Juli 06, 2012

Untuk Seorang Kawan


Aku memiliki seorang kawan.

Yang ayu parasnya, baik budi pekertinya, cerdas tutur katanya. Orang-orang di sekitarnya dapat dengan mudah menyukainya, karena sifatnya yang periang dan tawanya yang renyah. Pun aku, yang dengan cepat dapat menganggapnya sebagai teman. Dan tanpa perlu banyak waktu, menjadi teman yang lebih dekat.

Aku mengenalnya selama kurang lebih empat tahun. Mungkin ada banyak kesamaan di antara kami. Keacuhan kami terhadap sekeliling, ketidaksukaan kami terhadap asap rokok dan semrawut jalan kota, kebiasaan kami memesan teh tarik tanpa gula di kantin, kecintaan kami terhadap komik, dan banyak sekali hal lainnya. Meskipun, tentu saja, ketidaksamaan di antara kami pun tak kalah banyak. Ia cukup kuat untuk belajar dalam waktu yang lama. Aku sebaliknya. Ia secara teratur membersihkan kamarnya hingga selalu terlihat rapi. Aku sebaliknya. Ia menyukai jus pisang. Aku sebaliknya. Ia tidak suka nonton sepak bola. Aku jelas sebaliknya.
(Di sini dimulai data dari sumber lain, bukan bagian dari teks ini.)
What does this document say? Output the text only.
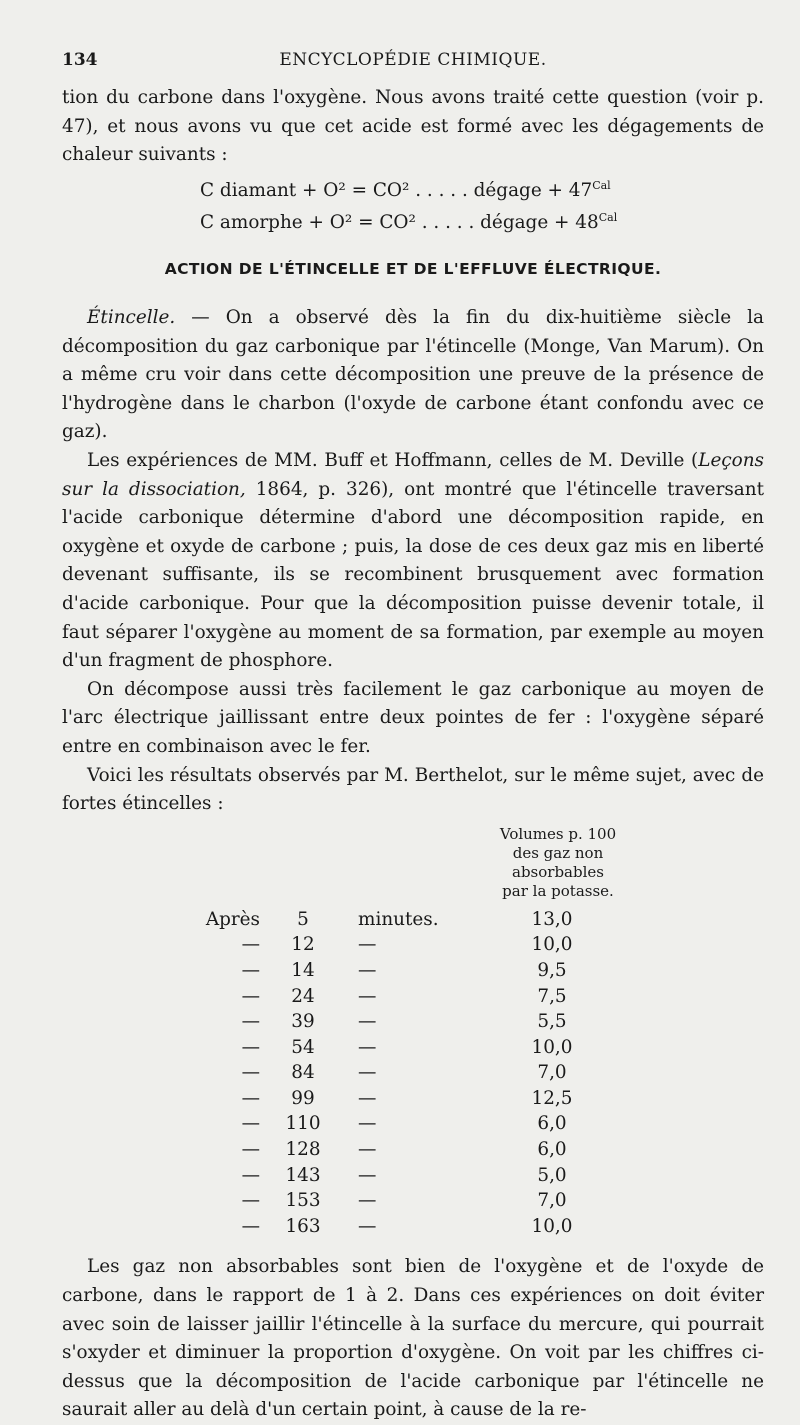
134	ENCYCLOPÉDIE CHIMIQUE.

tion du carbone dans l'oxygène. Nous avons traité cette question (voir p. 47), et nous avons vu que cet acide est formé avec les dégagements de chaleur suivants :

C diamant + O² = CO² . . . . . dégage + $47^{Cal}$
C amorphe + O² = CO² . . . . . dégage + $48^{Cal}$
ACTION DE L'ÉTINCELLE ET DE L'EFFLUVE ÉLECTRIQUE.

Étincelle. — On a observé dès la fin du dix-huitième siècle la décomposition du gaz carbonique par l'étincelle (Monge, Van Marum). On a même cru voir dans cette décomposition une preuve de la présence de l'hydrogène dans le charbon (l'oxyde de carbone étant confondu avec ce gaz).

Les expériences de MM. Buff et Hoffmann, celles de M. Deville (Leçons sur la dissociation, 1864, p. 326), ont montré que l'étincelle traversant l'acide carbonique détermine d'abord une décomposition rapide, en oxygène et oxyde de carbone ; puis, la dose de ces deux gaz mis en liberté devenant suffisante, ils se recombinent brusquement avec formation d'acide carbonique. Pour que la décomposition puisse devenir totale, il faut séparer l'oxygène au moment de sa formation, par exemple au moyen d'un fragment de phosphore.

On décompose aussi très facilement le gaz carbonique au moyen de l'arc électrique jaillissant entre deux pointes de fer : l'oxygène séparé entre en combinaison avec le fer.

Voici les résultats observés par M. Berthelot, sur le même sujet, avec de fortes étincelles :

Volumes p. 100
des gaz non absorbables
par la potasse.
Après	5	minutes.	13,0
—	12	—	10,0
—	14	—	9,5
—	24	—	7,5
—	39	—	5,5
—	54	—	10,0
—	84	—	7,0
—	99	—	12,5
—	110	—	6,0
—	128	—	6,0
—	143	—	5,0
—	153	—	7,0
—	163	—	10,0

Les gaz non absorbables sont bien de l'oxygène et de l'oxyde de carbone, dans le rapport de 1 à 2. Dans ces expériences on doit éviter avec soin de laisser jaillir l'étincelle à la surface du mercure, qui pourrait s'oxyder et diminuer la proportion d'oxygène. On voit par les chiffres ci-dessus que la décomposition de l'acide carbonique par l'étincelle ne saurait aller au delà d'un certain point, à cause de la re-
Ia suka sekali bercerita. Tentang banyak sekali hal, macam-macam. Tentang keluarganya; ayahnya yang lucu, kedua adik perempuannya yang aneh-aneh, ibunya yang pendiam namun perhatian. Tentang perasaannya terhadap seseorang dan orang-orang lain. Tentang kejadian-kejadian yang ia alami pada hari itu dan hari lainnya. Tentang pendapatnya terhadap segala sesuatu. Dan tentang banyak hal lain. Yang santai, yang serius, yang pribadi, sampai yang sebenarnya tidak penting. Aku selalu meladeni celotehnya dengan senang hati.

Ceritaku tak sebanyak ceritanya. Aku lebih suka mendengarkan. Meskipun belakangan aku jadi sedikit merasa bersalah karena sedemikian rupa ia mempercayakan cerita-ceritanya kepadaku tapi aku tidak banyak mempercayakan ceritaku kepadanya. Seandainya cerita memiliki sistem barter, aku pasti berhutang banyak sekali kepadanya. Apakah aku kurang berhasil sebagai teman dekat? Biar ia yang memutuskan. Karena sejujurnya sulit bagiku untuk membuka diri, dari dulu. Pertemanan yang kudapatkan dengan beberapa orang yang masih bertahan hingga sekarang pun, mungkin semuanya masih berada di permukaan, dangkal. Aku bisa menjadi sangat cerewet, tapi pasti bukan isi hatiku yang sedang kubicarakan. Aku membutuhkan usaha yang lebih untuk menceritakan hal pribadi. Pada awal prosesnya aku bahkan merasa seperti sedang menelanjangi diri di depan banyak orang, sangat tidak nyaman dan menyesakkan. Aku ini sebenarnya adalah orang yang sangat canggung, kaku, cuek. Jauh lebih mudah bagiku untuk mencurahkan segala sesuatu lewat tulisan. Maka inilah tulisan itu. Ini adalah confession-ku. Tapi, hei, tulisan ini bukan tentangku. Aku sedang bercerita tentang seorang kawan.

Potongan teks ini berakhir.